Thanks for posting. Very interesting.
Vegans come and vegans go. If it’s not done for compassion for the animals, you usually end up going back.
The evidence doesn’t support this generalization. Check out chapter 9 of Nick Cooney’s excellent book Veganomics, which discusses people who quit being vegan or vegetarian. Only one study shows that anyone goes back to meat because they don’t believe in the ethical arguments any more, and that was only 3% of ex-vegetarians. Cooney concludes: “Nearly everyone who goes back to eating meat has a how-related reason for doing so,” e. g. health challenges, don’t know how to cook, or something like that. “Why” just doesn’t play that much of a role.

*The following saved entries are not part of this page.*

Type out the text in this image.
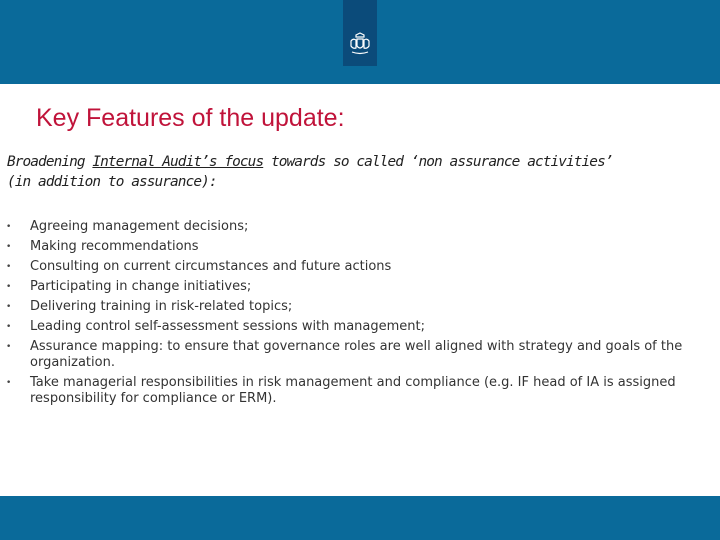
Key Features of the update:
Broadening Internal Audit’s focus towards so called ‘non assurance activities’
(in addition to assurance):
• Agreeing management decisions;
• Making recommendations
• Consulting on current circumstances and future actions
• Participating in change initiatives;
• Delivering training in risk-related topics;
• Leading control self-assessment sessions with management;
• Assurance mapping: to ensure that governance roles are well aligned with strategy and goals of the organization.
• Take managerial responsibilities in risk management and compliance (e.g. IF head of IA is assigned responsibility for compliance or ERM).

I should have said it seems like they go back. Thanks for the information.
I decided to go vegan mainly because I didn’t want to participate in the cruelty.As time went by I felt more and more repulsed by the idea of consuming flesh of any kind.Eating any animal,as we are animals, is the same as cannibalism.I cannot unknow this,and I am glad of it.
Once that veil is lifted for a person, there is no going back.
Mr. Hedges article is great. I just finished reading “War is a Force that Gives Us Meaning” by Chris Hedges, which is great, too. I put together war and flesh eating, like early Unity people did. I see now that practically any war is an effect of a cause, such as animal-flesh eating.
Vedic scriptures totally support this idea: flesh eating contaminates mind and boosts hubris: anger, hate, gluttony, and the rest.
In a recent article, Hedges connects animal slaughter with war: “Once we desanctify animals we desanctify all life.”